Said love birds are Cosette (Ellie Bamber) – the teenage ward of our escaped convict hero Jean Valjean (Dominic West) – and Marius (Josh O’Connor), the young royalist turned revolutionary. Blind to the affections of Éponine Thénardier (Erin Kellyman), Marius has been obsessed with Cosette since he first stalked her around the Luxembourg Gardens in last week’s episode. The feeling’s mutual. Having grown up in a female-only convent, this is basically the first man (aside from her adopted father) Cosette has met. When they meet again, a clandestine encounter away from Valjean’s fearful eye, she literally swoons.

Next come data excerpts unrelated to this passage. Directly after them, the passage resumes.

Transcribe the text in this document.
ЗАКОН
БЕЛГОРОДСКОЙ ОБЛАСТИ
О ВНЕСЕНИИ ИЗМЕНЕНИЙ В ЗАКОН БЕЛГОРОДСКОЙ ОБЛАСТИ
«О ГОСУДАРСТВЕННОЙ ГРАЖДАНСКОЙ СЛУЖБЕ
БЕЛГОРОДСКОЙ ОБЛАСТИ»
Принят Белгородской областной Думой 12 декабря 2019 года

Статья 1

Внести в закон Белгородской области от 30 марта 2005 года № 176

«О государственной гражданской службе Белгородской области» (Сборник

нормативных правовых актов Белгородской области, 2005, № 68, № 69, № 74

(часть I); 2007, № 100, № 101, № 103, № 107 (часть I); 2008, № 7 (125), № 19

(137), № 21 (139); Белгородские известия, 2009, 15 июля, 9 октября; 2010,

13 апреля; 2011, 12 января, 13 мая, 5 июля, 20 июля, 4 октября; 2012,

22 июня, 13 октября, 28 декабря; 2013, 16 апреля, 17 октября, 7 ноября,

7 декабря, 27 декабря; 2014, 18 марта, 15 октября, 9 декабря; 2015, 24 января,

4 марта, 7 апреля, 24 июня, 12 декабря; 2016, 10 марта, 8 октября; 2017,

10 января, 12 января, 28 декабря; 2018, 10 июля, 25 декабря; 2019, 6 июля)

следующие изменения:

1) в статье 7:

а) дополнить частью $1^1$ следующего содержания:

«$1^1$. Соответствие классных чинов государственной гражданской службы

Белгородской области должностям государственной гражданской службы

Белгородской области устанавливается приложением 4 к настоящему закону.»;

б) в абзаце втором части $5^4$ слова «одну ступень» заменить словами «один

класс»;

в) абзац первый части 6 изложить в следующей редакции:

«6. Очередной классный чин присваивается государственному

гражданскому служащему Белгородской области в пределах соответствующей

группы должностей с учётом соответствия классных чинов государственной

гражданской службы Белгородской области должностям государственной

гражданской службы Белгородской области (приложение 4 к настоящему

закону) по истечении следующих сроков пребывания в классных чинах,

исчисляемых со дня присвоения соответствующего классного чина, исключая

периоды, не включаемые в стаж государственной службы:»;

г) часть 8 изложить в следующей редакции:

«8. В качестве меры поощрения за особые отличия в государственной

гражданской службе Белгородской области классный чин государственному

In a series that so masterfully explores the concept of morality, redemption and rehabilitation, as well as the messy nuances of human relationships, Marius and Cosette’s “love” feels one-dimensional. They don’t have enough time together to muster up any chemistry, Bamber is hemmed in by a dainty, thinly-written role, and even Josh O’Connor – so brittle and brooding in God’s Own Country – can’t inject much life into their romance. Lines such as, “I’ve lost everything, my life is over”, pronounced by Marius after Valjean and Cosette flee, elicit little more than an eye roll.

Inspector Javert, meanwhile, is also a man obsessed – his obsession rapidly transforming into an all-consuming mania. Looking increasingly pallid and unwell, he is determined to catch Valjean, who he tortured in prison for 19 years and who has subsequently eluded capture for a decade. “We’ve got worker groups openly discussing violent revolution,” an officer tells him, exasperated. “Three illegal arms factories unearthed this week.” Javert, played with unravelling, paranoid desperation by David Oyelowo, barely hears him. “He is here. He has been in Paris all this time, laughing at us. Well this time, he will not get away.”

(BBC/Lookout Point/Robert Viglasky)
(BBC/Lookout Point/Robert Viglasky) (BBC/Lookout Point/Robert Viglask)

He should have listened to his colleague. It’s not long before violent revolution erupts, at the funeral of politician Jean Maximillien Lamarque. It is here that the episode comes to life. There are spectacular aerial shots of rebels pouring through the streets of Paris, as the mounted cavalry, in scenes that echo last year’s Mike Leigh drama Peterloo, ride around slashing at protestors. Javert makes an unconvincing attempt to join the rebels in disguise, nonchalantly inquiring as to Valjean’s whereabouts, and quickly finds himself tied up.

Marius – whose life, if you’ll remember, is over – eventually turns up to lend a hand. He saves little Gavroche (Reece Yates), the neglected son of the Thénardiers, before he in turn is saved by Éponine. “What are you doing here?” he asks, after she jumps in front of a bullet for him. “Thank you” might have been more appropriate, but the dying Éponine doesn’t seem to mind. “I really did love you,” she says, handing him a letter from Cosette. This love, at least, we can believe in. Her death is all the more affecting for it.

As it heads towards its sixth and final episode, there is still plenty to admire in Les Misérables. But when an escaped convict and his pursuer share more chemistry than two star-crossed lovers, something’s gone awry.